Smaller flagship phones
As much as we love the beautiful 1080p display on the HTC Droid DNA, we have to admit that the phone is just too big for most consumers. In 2012, all flagship Android phones have featured display which are 4.7-inches or larger. Yes, the phones still fit in your pocket and they are great for playing games and watching Netflix, but what if you simply want a device which you can operate with one hard without thinking about how you’re actually holding it. I’m not saying that HTC needs to put out a device with a 4.3-inch 1080p display, but there’s no reason why we couldn’t have a 720p display crammed into a phone the size of the HTC One S. HTC actually delivered a 4.3-inch 720p display in the HTC Rezound last year. But it’s not all about the display. People who want a smaller phone also want NFC, a great camera and a battery which can last all day.
Bring back the QWERTY
If you’ve been an HTC fan for a while, you know that HTC has always produced phones with QWERT keyboards.

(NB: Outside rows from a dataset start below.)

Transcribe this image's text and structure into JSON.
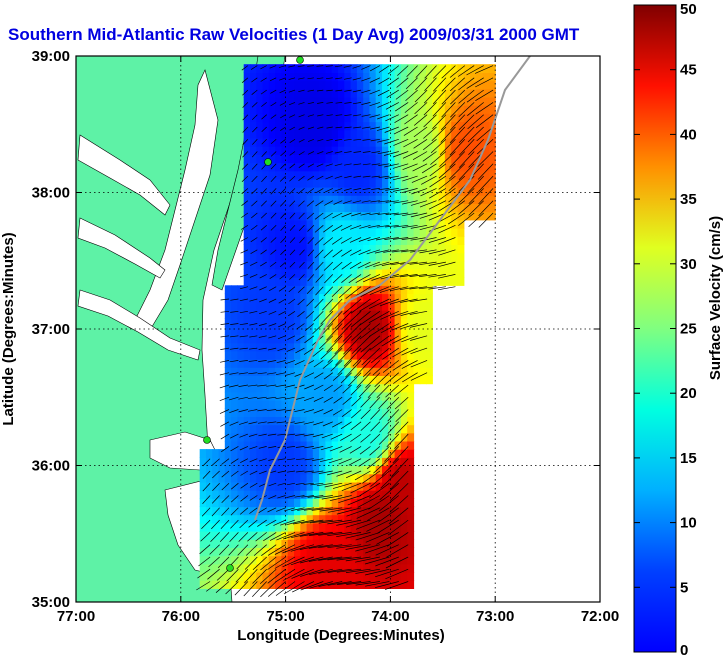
{
  "chart_data": {
    "type": "heatmap",
    "title": "Southern Mid-Atlantic Raw Velocities (1 Day Avg) 2009/03/31 2000 GMT",
    "xlabel": "Longitude (Degrees:Minutes)",
    "ylabel": "Latitude (Degrees:Minutes)",
    "xlim": [
      -77,
      -72
    ],
    "ylim": [
      35,
      39
    ],
    "x_ticks": [
      -77,
      -76,
      -75,
      -74,
      -73,
      -72
    ],
    "x_tick_labels": [
      "77:00",
      "76:00",
      "75:00",
      "74:00",
      "73:00",
      "72:00"
    ],
    "y_ticks": [
      35,
      36,
      37,
      38,
      39
    ],
    "y_tick_labels": [
      "35:00",
      "36:00",
      "37:00",
      "38:00",
      "39:00"
    ],
    "grid": true,
    "colorbar": {
      "label": "Surface Velocity (cm/s)",
      "range": [
        0,
        50
      ],
      "ticks": [
        0,
        5,
        10,
        15,
        20,
        25,
        30,
        35,
        40,
        45,
        50
      ],
      "tick_labels": [
        "0",
        "5",
        "10",
        "15",
        "20",
        "25",
        "30",
        "35",
        "40",
        "45",
        "50"
      ],
      "colormap": "jet"
    },
    "land_color": "#5ef2a6",
    "field_samples": [
      {
        "lon": -74.7,
        "lat": 38.5,
        "speed": 5
      },
      {
        "lon": -74.3,
        "lat": 38.2,
        "speed": 8
      },
      {
        "lon": -74.9,
        "lat": 37.6,
        "speed": 7
      },
      {
        "lon": -75.1,
        "lat": 37.1,
        "speed": 9
      },
      {
        "lon": -74.5,
        "lat": 37.6,
        "speed": 18
      },
      {
        "lon": -73.7,
        "lat": 38.3,
        "speed": 27
      },
      {
        "lon": -73.3,
        "lat": 38.3,
        "speed": 40
      },
      {
        "lon": -74.2,
        "lat": 37.0,
        "speed": 48
      },
      {
        "lon": -73.7,
        "lat": 37.0,
        "speed": 30
      },
      {
        "lon": -74.6,
        "lat": 36.5,
        "speed": 14
      },
      {
        "lon": -74.2,
        "lat": 36.2,
        "speed": 20
      },
      {
        "lon": -75.0,
        "lat": 36.0,
        "speed": 9
      },
      {
        "lon": -74.1,
        "lat": 35.6,
        "speed": 48
      },
      {
        "lon": -74.6,
        "lat": 35.3,
        "speed": 45
      },
      {
        "lon": -73.9,
        "lat": 35.9,
        "speed": 47
      }
    ]
  }
}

Unfortunately, that all changed in 2012. In the past 12 months, HTC has not introduced a new QWERTY keyboard equipped device. While the company is not saying that it will never produce another phone with a keyboard, it’s clear that HTC is looking to maximize revenue by sticking with candy-bar style phones which are a lot cheaper to engineer, manufacture and repair.
Give us a Nexus
Over the years, Google’s Nexus program has not been hugely successful. The Nexus One was an amazing device, but Google somehow managed to botch its distribution plans for the phone, limiting its exposure to those who were “in the know” and had half a grand to throw at a contract-free phone. Today, things are looking a little bit better for the Nexus brand. The Nexus 7 has been a huge success and LG can’t seem to manufacture the Nexus 4 fast enough to keep Google’s virtual Play Store shelves stocked. While we don’t know how many Nexus 4 devices have sold so far, it’s clear that there is huge demand for a device which run on stock Android. We’re not sure if HTC would be able to make a profit if it was chosen to make the next Nexus phone for Google, but it would definitely regain a lot of fan which have walked away from the brand over the past few years.
A few of the items on our wish list for HTC should help the company get back on track, but we do have to admit that the QWERTY and Nexus device wishes are a bit selfish on our part. What did you expect? We’re people, just like the rest of you. We’re interested in hearing your ideas and would love to know what would be on your wish list for HTC in 2013. Is there anything we missed?